Spiced pear cake – Recipe

I first tried this amazing (rate it as one of my top 3 to make AND eat!) cake when a lovely friend of mine made it and was nice enough to share .. served cold, dusted in icing sugar with a dollop of whipped cream it was sublime. Hot out of the oven with the same treatment it’s an amazing dessert. So a very versatile recipe, indeed!

Originally titled “Springfield Pear cake” due to the fact it’s a Ruth Pretty recipe, I have modified it a little hence the name change and also cos Springfield only means something to anyone who’s been to Ruth’s place whereas this title clearly explains the type of cake.

My version contains different booze to Ruth’s, as well, I’ve added ground (dry) ginger & cinnamon to the recipe. The original recipe calls for Whiskey and no ginger. So, over to you which way you go with it!


1&1/2c sultanas
1c water
3c peeled and diced pears
1/2c whiskey, masala or rum (I’ve only ever used rum or masala – rum you can taste in the cake, masala not so much)
1&1/2t baking soda

190g butter
1c and 3T sugar
2 large free range eggs
1t vanilla essence

2&1/2c plain white flour
1T baking powder
1t cinnamon
1t ginger
1t mixed spice
1t ground cloves

This happens in 3 stages as per the splits in the ingredients.

Bring the sultanas and water to a simmer, let them bubble away for 5 mins. Add the pears, baking soda and booze then turn off the heat, cover and leave to cool.

Cream the butter and sugar before adding the other ingredients. This looks like it will curdle easily, so I add a teaspoon of flour with each egg and that helps prevent curdling.

Gently combine the wet with the dry and bake in a pre-heated 180 deg oven for approx 45 mins til cooked.

I line the baking tin but don’t think it’s critical, greasing it would be tho!

So yeah, it’s that simple and omg soooo good!!

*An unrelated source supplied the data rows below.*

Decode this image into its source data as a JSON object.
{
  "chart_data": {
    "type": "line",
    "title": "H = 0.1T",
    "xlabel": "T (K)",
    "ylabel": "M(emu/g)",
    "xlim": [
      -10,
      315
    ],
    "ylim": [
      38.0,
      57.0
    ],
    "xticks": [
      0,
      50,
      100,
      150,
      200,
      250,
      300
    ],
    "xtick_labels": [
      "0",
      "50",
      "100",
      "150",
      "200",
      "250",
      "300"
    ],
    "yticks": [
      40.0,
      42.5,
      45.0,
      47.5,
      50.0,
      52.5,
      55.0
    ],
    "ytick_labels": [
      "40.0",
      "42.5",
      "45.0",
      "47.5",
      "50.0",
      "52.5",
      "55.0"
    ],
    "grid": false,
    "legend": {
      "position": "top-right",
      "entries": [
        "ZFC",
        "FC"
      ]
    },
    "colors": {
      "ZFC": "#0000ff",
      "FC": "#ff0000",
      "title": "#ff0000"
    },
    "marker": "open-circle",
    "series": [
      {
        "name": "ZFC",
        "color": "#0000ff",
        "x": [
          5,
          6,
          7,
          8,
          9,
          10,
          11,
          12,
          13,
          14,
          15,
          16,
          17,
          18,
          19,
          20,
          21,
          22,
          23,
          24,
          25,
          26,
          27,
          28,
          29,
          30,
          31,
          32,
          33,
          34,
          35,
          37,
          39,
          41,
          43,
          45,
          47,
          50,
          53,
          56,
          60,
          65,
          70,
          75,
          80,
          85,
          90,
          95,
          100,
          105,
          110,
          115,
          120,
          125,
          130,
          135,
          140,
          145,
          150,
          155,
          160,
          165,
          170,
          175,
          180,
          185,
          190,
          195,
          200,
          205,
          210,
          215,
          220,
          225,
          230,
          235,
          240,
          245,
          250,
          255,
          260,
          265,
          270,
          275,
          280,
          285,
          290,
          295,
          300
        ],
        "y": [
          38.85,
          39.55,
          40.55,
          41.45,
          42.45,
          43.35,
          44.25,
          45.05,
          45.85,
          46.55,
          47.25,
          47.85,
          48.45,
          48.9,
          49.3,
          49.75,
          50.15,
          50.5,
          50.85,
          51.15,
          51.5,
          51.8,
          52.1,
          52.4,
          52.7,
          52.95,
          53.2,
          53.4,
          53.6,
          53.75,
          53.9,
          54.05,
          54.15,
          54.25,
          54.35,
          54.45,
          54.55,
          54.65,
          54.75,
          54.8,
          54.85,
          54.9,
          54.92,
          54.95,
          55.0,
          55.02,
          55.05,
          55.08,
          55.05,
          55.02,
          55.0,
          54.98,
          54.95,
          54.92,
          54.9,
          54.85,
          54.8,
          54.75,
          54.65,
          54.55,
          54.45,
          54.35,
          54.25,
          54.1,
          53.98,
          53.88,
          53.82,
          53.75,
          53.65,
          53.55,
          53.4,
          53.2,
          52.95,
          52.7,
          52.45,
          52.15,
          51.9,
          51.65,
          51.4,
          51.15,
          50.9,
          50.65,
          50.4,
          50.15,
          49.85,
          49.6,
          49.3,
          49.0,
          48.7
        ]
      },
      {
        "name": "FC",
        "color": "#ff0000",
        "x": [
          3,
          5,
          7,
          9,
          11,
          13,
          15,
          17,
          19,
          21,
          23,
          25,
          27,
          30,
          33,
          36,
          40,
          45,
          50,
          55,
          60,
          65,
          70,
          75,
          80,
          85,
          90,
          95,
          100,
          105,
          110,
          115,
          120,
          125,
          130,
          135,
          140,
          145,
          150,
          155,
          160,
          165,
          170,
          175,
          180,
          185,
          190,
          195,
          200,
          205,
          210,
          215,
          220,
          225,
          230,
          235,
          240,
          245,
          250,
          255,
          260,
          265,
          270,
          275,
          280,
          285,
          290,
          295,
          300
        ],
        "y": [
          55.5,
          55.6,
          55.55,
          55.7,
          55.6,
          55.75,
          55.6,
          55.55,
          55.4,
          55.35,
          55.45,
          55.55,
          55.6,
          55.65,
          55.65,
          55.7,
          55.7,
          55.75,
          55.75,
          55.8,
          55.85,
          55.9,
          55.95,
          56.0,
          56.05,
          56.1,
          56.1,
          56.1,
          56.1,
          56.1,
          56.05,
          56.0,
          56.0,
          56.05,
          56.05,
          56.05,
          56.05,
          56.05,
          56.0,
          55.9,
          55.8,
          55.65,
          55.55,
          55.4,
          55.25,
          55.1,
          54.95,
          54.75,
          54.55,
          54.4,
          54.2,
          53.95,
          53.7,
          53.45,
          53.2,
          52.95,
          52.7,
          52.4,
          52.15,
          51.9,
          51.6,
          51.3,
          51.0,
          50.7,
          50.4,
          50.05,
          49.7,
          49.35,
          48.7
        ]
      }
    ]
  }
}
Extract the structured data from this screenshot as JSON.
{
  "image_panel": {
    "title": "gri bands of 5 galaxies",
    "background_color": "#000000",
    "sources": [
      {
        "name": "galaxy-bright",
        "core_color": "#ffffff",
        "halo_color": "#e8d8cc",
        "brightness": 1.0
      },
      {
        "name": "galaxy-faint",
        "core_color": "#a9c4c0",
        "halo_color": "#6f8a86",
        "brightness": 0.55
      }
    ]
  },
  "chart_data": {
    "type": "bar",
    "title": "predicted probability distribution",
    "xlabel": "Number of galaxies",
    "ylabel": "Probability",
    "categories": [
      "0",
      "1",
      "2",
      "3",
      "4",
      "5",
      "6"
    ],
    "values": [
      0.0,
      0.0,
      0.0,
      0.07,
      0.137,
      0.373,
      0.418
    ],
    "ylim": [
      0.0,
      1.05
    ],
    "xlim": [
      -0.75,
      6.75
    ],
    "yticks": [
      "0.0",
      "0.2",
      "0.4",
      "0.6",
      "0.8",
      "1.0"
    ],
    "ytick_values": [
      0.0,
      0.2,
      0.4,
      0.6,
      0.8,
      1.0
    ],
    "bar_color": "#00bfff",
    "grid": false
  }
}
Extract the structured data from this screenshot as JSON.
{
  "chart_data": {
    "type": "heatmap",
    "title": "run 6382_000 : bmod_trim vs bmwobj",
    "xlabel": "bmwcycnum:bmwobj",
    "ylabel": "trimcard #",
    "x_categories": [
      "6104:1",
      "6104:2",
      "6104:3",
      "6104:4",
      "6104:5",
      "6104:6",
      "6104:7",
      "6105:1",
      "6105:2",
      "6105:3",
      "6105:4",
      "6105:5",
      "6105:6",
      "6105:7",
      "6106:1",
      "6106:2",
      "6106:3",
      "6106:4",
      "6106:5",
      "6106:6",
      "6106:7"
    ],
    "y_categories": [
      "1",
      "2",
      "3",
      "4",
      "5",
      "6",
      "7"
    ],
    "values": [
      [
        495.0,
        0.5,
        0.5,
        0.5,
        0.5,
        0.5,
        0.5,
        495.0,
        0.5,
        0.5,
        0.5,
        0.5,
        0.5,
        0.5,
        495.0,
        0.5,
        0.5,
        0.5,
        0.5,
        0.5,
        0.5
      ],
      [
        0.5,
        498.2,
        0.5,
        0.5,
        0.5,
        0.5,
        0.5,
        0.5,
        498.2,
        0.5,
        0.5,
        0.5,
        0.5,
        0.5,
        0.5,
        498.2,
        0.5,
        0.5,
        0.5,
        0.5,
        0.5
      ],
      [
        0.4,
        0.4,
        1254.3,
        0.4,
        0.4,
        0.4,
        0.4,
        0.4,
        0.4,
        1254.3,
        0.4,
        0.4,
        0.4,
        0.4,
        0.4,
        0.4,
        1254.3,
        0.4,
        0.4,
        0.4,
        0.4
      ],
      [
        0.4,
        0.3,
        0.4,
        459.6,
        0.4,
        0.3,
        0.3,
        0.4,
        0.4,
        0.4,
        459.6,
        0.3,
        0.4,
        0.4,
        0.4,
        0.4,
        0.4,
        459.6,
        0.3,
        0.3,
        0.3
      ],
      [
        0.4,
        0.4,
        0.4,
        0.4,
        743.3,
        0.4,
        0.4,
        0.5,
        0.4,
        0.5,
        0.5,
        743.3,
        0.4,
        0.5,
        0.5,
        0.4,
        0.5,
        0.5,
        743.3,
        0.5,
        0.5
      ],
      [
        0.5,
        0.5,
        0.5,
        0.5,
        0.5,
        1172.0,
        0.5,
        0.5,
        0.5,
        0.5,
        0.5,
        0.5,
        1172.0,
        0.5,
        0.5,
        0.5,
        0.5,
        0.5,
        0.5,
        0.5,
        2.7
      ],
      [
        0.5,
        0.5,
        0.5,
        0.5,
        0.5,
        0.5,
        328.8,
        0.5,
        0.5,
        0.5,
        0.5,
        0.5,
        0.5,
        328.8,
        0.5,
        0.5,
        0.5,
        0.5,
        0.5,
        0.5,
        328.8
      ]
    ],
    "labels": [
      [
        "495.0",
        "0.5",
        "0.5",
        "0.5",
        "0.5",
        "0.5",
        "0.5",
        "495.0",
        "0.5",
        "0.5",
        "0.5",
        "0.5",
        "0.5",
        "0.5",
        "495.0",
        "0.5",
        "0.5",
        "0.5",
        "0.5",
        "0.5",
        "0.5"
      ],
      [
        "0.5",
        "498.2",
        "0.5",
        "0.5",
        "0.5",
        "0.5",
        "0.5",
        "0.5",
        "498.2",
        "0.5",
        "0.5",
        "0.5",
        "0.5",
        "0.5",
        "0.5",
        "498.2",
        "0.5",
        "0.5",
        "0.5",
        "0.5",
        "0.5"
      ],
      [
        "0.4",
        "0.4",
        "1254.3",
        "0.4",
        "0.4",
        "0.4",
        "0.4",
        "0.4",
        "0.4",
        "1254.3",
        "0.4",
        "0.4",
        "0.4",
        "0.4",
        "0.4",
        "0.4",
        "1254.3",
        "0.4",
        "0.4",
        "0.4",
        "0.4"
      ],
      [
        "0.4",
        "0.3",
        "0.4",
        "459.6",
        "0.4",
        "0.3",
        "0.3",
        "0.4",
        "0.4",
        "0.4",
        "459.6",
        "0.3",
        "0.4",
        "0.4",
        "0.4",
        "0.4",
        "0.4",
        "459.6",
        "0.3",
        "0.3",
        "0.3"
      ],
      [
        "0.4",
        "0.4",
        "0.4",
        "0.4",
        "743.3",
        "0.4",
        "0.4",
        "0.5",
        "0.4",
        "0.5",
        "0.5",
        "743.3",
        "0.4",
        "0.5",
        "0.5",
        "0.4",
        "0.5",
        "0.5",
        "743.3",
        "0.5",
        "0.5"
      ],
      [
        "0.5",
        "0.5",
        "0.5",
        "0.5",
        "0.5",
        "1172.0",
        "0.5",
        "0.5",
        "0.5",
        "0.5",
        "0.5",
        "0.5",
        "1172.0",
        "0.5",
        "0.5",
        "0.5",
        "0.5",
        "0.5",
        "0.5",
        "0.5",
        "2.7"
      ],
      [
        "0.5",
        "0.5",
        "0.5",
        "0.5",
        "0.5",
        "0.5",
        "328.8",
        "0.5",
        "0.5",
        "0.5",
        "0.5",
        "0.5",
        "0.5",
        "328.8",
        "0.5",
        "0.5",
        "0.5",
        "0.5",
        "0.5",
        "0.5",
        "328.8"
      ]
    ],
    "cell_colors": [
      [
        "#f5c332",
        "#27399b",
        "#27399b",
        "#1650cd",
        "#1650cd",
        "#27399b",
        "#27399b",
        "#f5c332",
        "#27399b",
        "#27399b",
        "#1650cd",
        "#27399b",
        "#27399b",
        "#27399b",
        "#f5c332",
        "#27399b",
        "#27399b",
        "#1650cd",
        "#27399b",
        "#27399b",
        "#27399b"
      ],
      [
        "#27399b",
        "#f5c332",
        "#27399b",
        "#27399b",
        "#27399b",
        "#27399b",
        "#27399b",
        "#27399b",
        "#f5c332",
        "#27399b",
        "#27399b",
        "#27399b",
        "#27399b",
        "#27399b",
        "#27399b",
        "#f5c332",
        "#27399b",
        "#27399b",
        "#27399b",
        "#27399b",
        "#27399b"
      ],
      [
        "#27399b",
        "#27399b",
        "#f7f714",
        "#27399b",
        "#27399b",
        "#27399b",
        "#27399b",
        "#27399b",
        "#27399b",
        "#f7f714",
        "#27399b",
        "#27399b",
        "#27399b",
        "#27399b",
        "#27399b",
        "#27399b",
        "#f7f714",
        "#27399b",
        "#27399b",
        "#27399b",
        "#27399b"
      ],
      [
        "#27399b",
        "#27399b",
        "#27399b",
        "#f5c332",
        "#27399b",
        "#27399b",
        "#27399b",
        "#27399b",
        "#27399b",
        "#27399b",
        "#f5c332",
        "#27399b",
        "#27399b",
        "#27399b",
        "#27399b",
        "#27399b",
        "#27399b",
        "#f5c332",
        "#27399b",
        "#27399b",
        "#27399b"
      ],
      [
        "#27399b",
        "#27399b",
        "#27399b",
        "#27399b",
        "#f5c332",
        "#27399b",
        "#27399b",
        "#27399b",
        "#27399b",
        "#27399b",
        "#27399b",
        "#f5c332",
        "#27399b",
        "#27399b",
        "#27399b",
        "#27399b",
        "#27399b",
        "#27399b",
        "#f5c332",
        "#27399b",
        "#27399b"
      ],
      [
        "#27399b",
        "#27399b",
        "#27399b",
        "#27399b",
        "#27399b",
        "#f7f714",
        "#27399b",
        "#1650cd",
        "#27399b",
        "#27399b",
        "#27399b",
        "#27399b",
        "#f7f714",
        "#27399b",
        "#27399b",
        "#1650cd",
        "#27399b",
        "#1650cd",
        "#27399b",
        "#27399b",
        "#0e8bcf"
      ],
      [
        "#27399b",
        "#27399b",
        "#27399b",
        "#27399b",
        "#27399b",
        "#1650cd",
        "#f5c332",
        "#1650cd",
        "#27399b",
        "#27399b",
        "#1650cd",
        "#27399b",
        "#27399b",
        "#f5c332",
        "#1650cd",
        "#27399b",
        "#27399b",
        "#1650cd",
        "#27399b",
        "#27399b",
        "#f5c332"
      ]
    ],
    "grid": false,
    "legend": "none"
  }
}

Serve dusted with icing sugar and served with soft whipped cream.

Big thanks to Kaye!



  1. […] my incredible / generous friends, Donna & Bernie – a slab of cake and some sausage rolls seem a lousy exchange for the warm house you’ve guaranteed me […]


  2. I wish I found this yesterday when I was hunting to do with some pears I had sitting around…. instead I made pear tarte tartan- Ill keep this saved for next time such a situation arises 🙂


    • I have yet to make tart tatin, did it work well with the pears? I plan to use apples in mine ..

      And trust me, this cake is sublime so I hope you do try it 🙂


      • Yes it was delicious! A real hit for dessert, I will store it away for next time I have a pear-emergency!


      • oh good to know, right you’ve inspired me – I am off to buy the ingredients and whip this up today! Thank you!